If they wanted to use the usb device, they would have been better installing without a security profile. I’m sure there is probably a way to override it but it’s gonna be a big pain in the ass trying to do that unless you are used to dealing with these security profiles on an every day basis.

Yes, this is the case. From there, the security profile is used when building the kernel itself. Since security profiles will become increasingly important in the future, I would like to learn how to adjust / customize them to benefit from the hardened security while being able to enable certain functions. Is there any documentation to support these goals?

For example, here are some sporadic basic install instructions for enabling a security profile:

I guess the only way, maybe be to use OpenSCAP to modify the system after basic installation without a security profile, but this may miss some changes on the kernel level for added security.
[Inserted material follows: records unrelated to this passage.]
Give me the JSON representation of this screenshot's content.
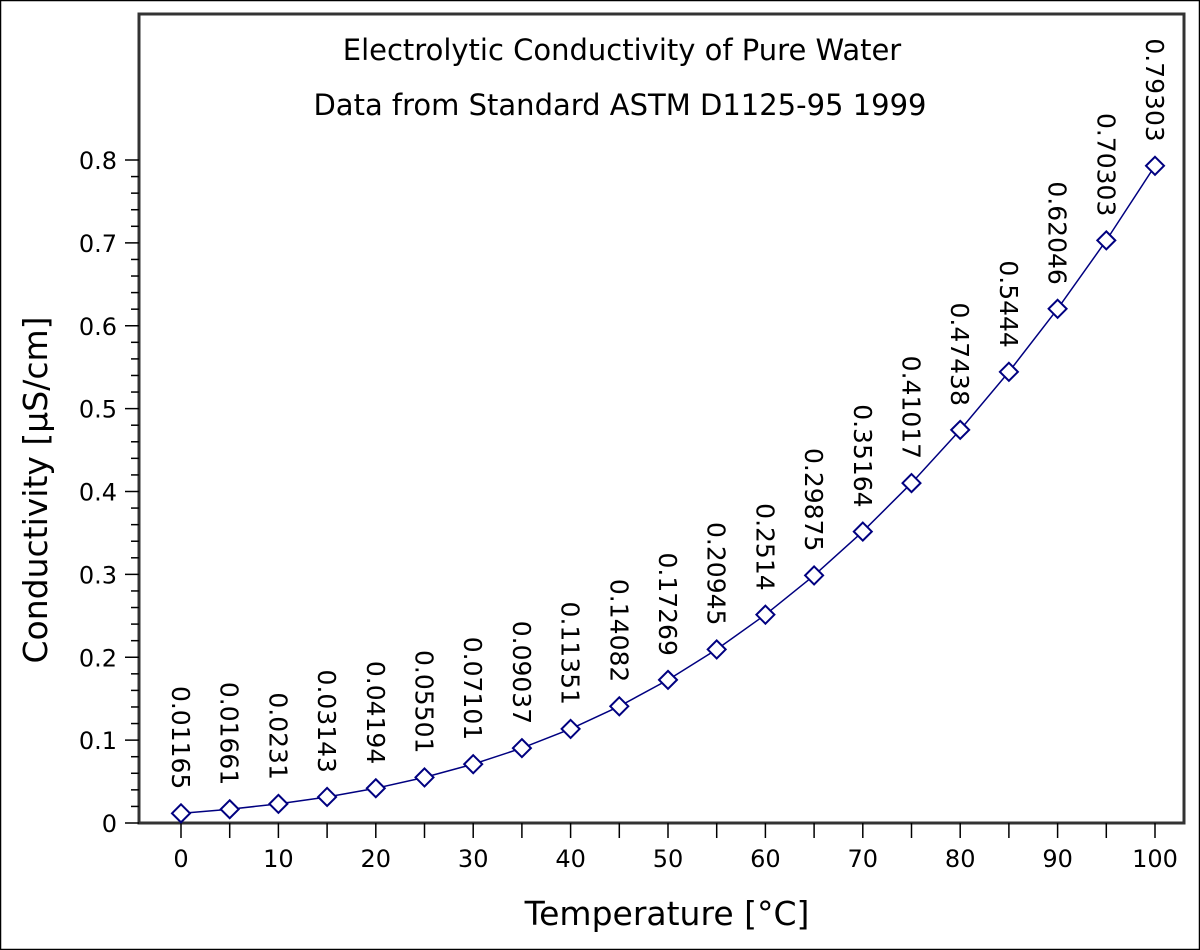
{
  "chart_data": {
    "type": "line",
    "title": "Electrolytic Conductivity of Pure Water",
    "subtitle": "Data from Standard ASTM D1125-95 1999",
    "xlabel": "Temperature [°C]",
    "ylabel": "Conductivity [µS/cm]",
    "xlim": [
      -4.3,
      103
    ],
    "ylim": [
      0,
      0.8
    ],
    "x_ticks": [
      0,
      10,
      20,
      30,
      40,
      50,
      60,
      70,
      80,
      90,
      100
    ],
    "x_tick_labels": [
      "0",
      "10",
      "20",
      "30",
      "40",
      "50",
      "60",
      "70",
      "80",
      "90",
      "100"
    ],
    "y_ticks": [
      0,
      0.1,
      0.2,
      0.3,
      0.4,
      0.5,
      0.6,
      0.7,
      0.8
    ],
    "y_tick_labels": [
      "0",
      "0.1",
      "0.2",
      "0.3",
      "0.4",
      "0.5",
      "0.6",
      "0.7",
      "0.8"
    ],
    "grid": false,
    "marker": "diamond-open",
    "series_color": "#000080",
    "x": [
      0,
      5,
      10,
      15,
      20,
      25,
      30,
      35,
      40,
      45,
      50,
      55,
      60,
      65,
      70,
      75,
      80,
      85,
      90,
      95,
      100
    ],
    "y": [
      0.01165,
      0.01661,
      0.0231,
      0.03143,
      0.04194,
      0.05501,
      0.07101,
      0.09037,
      0.11351,
      0.14082,
      0.17269,
      0.20945,
      0.2514,
      0.29875,
      0.35164,
      0.41017,
      0.47438,
      0.5444,
      0.62046,
      0.70303,
      0.79303
    ],
    "data_labels": [
      "0.01165",
      "0.01661",
      "0.0231",
      "0.03143",
      "0.04194",
      "0.05501",
      "0.07101",
      "0.09037",
      "0.11351",
      "0.14082",
      "0.17269",
      "0.20945",
      "0.2514",
      "0.29875",
      "0.35164",
      "0.41017",
      "0.47438",
      "0.5444",
      "0.62046",
      "0.70303",
      "0.79303"
    ]
  }
}
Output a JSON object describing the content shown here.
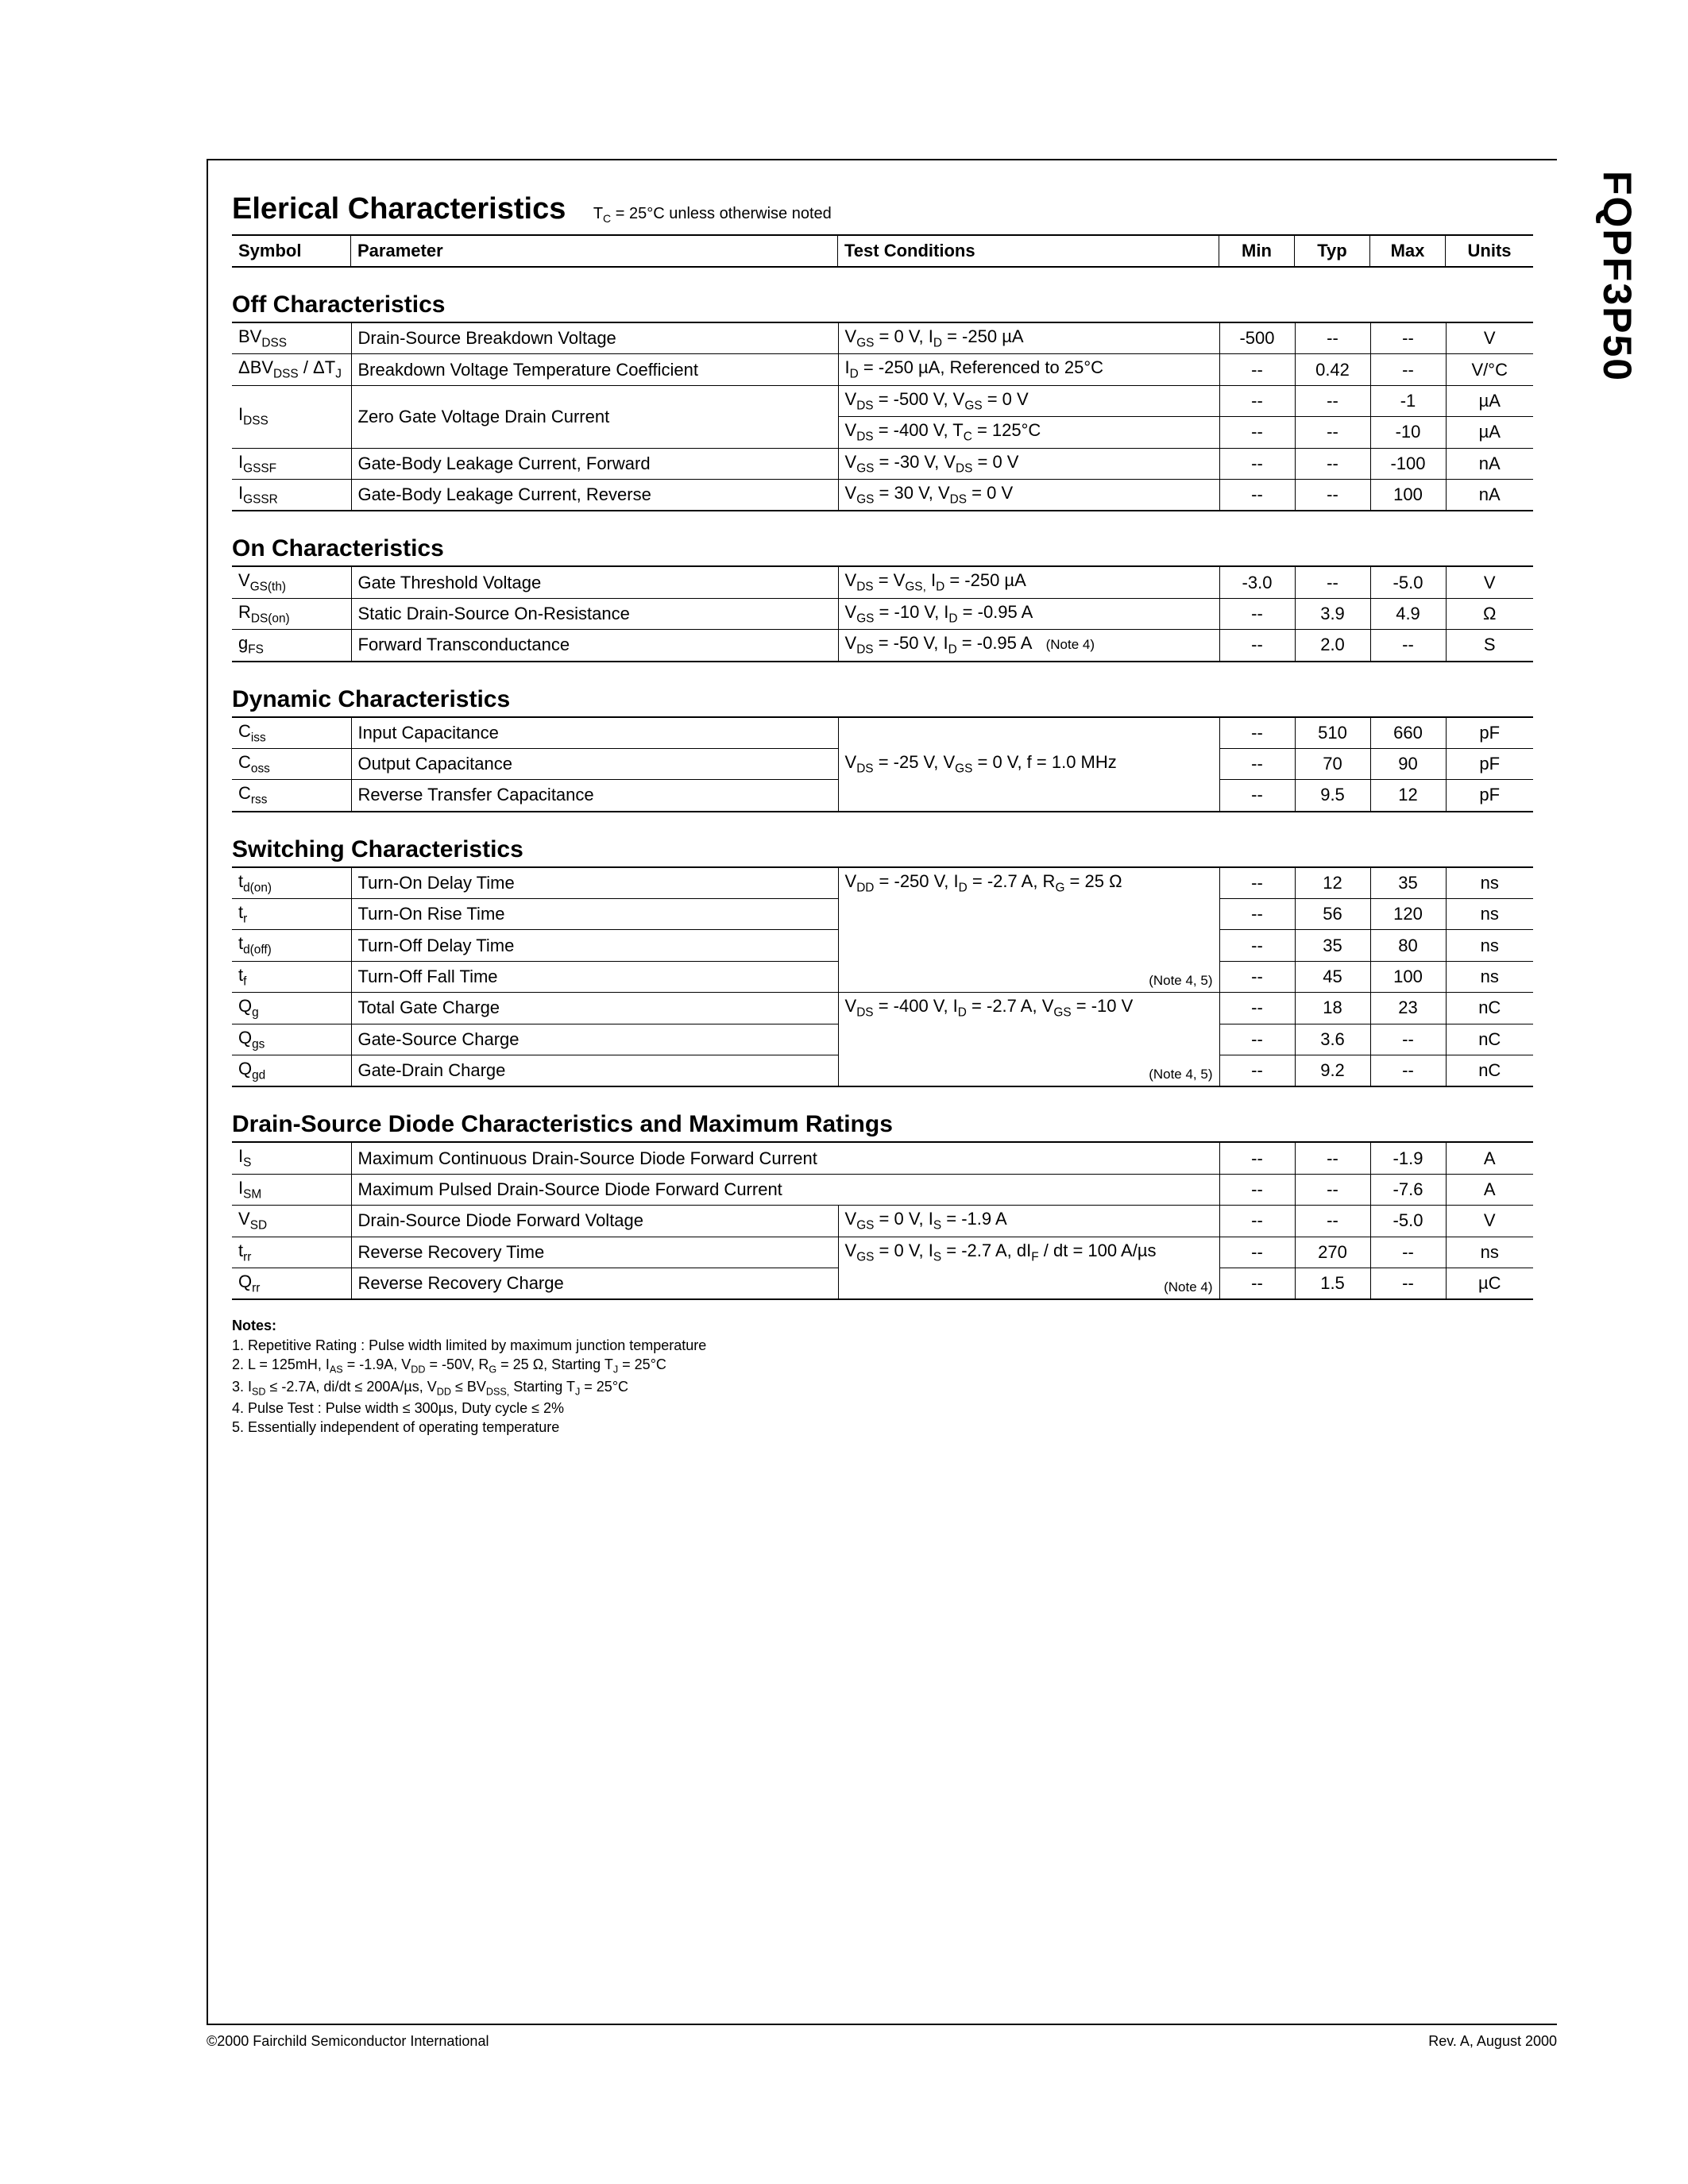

Or else build an custom installer with modified versions of the existing security profiles? :thinking:

As an example, according to the RHEL Hardening Guide, The install can be configured for FIPS Encryption standards by enabling a flag such as:

linux /vmlinuz inst.stage2=hd:LABEL=RHEL-9-BaseOS-x86_64 quiet fips=1

Is there any known documentation for granularly altering other security policies such as the usb_storage module?

The link that you posted

https://access.redhat.com/documentation/en-us/red_hat_enterprise_linux/9/html-single/security_hardening/index

already has a chapter on “intrusive” usb devices.

But this is all back to front.

Before applying a security profile, be sure to understand exactly what it does and why you are applying it. If one of it’s features is to disable usb, then why spend hours trying to re-enable it?